Liberation War and the sanguinary birth of the tiny nation that fought for its mother tongue. All these frills notwithstanding, and in spite of Choudhury’s elaborate and occasionally tiresome confabulations, the novel fails to stir the reader’s imagination. The novelist doesn’t stint on realism via prosaic details of the protagonist’s milieu, but the leap of imagination necessary to deliver the novel to the realm of magic is beyond him.

Not for lack of trying. For Choudhury has endeavoured to introduce magic practically from the beginning, as he ushers in the edifice of Jatiya Sangsad Bhaban or National Parliament House of Bangladesh in Dhaka. Designed by the celebrated American architect, Louis I. Kahn, the magnificent edifice is invested with mysterious and miraculous properties, bordering on the spooky, that ensure wrongdoers get their just deserts within its hallowed precincts.

Familiar ploys

The alleged association of this architectural wonder with theurgy allows Choudhury to connect it with secret societies and unusual natural phenomena that form the pith of the novel. This acts as the background against which he traces Babu’s childhood and career and mysterious disappearance, a story that unfolds in the form of a diary that the “author” (the novel is written in first person singular) fortuitously gets hold of in a Bangladesh market — a familiar ploy.

As is the wont of many a novelist in this subcontinent, Choudhury sprinkles his sentences with words of Bangladeshi-Bengali origin — particularly ones associated with the flora and fauna and myths and legends peculiar to the region with its network of rivers and waterbodies — to add local colour.

He often chooses to use off-beat, learned and bookish words where their straightforward counterparts would have done very well.

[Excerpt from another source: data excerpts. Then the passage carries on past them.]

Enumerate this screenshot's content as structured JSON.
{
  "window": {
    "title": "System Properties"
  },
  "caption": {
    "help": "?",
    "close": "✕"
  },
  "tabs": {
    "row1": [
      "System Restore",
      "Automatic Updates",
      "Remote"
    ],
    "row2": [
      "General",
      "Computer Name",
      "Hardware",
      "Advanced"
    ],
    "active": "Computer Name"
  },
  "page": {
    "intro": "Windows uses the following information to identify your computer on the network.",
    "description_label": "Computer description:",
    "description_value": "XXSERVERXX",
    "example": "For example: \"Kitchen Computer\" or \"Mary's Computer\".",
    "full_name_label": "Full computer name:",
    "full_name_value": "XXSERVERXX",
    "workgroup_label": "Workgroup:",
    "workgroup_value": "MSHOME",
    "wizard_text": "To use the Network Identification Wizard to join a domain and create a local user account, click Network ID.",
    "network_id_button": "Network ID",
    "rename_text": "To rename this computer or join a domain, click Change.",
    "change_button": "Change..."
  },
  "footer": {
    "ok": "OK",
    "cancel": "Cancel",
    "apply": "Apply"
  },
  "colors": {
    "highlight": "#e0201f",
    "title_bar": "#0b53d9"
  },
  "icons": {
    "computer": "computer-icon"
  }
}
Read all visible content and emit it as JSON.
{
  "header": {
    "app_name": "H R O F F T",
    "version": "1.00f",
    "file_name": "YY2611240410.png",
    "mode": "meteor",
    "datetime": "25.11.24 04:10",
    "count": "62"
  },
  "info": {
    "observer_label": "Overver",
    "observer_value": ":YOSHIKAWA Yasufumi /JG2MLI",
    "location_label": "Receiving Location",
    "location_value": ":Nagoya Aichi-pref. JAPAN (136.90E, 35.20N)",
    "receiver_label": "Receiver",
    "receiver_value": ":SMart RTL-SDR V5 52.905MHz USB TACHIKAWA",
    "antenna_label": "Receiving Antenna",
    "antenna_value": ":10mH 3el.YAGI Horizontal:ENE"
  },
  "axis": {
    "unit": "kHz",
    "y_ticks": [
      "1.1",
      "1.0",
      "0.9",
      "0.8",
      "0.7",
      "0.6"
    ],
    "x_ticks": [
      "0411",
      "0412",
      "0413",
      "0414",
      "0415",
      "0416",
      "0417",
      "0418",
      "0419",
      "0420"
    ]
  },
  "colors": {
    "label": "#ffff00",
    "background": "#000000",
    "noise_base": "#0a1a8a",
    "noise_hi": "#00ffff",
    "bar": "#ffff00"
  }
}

These big words contribute little to the book’s intellectual weight.

The “mythical” elements are not always faithful to the originals. Sampler: the goddess Ganga never sprouted a tail, as Choudhury claims she did. The iconography of this river goddess mounted on the makara is well-known. The word daini does not denote monster. It means ‘witch’.

Choudhury does not mind wearing his environmental concerns on his sleeve, and this turns out to be one of the main strands of this narrative. This, along with the novelist’s secular sympathies and the important role that student politics plays in shaping the novel’s form and content, give the work an undeniable topicality. However, while his accounts of the Bangladesh Liberation War, of the appalling atrocities that the civilian population, both Hindus and Muslims, had to suffer, and the bravery of those who resisted are historically correct, his ‘magic’ needs to be taken with a pinch of salt.

The netherworld is an organic part of the ecosystem that Bengali novelist Tarashankar Bandyopadhyay evoked in his epic novel, Hansuli Banker Upakatha (‘Folk Tales of the River Bend’). In Babu Bangladesh , the tree that the Pakistani generals could not kill, the island that wasn’t, the pseudo-science, and other mumbo jumbo are as believable as the cheap CGI used in films today. Choudhury tries to conjure up “the cloud-capped towers, the gorgeous palaces... the great globe itself” but we end up in a dull sublunary world.

The writer’s latest book is Calcutta 1940-1970: In the Photographs of Jayant Patel.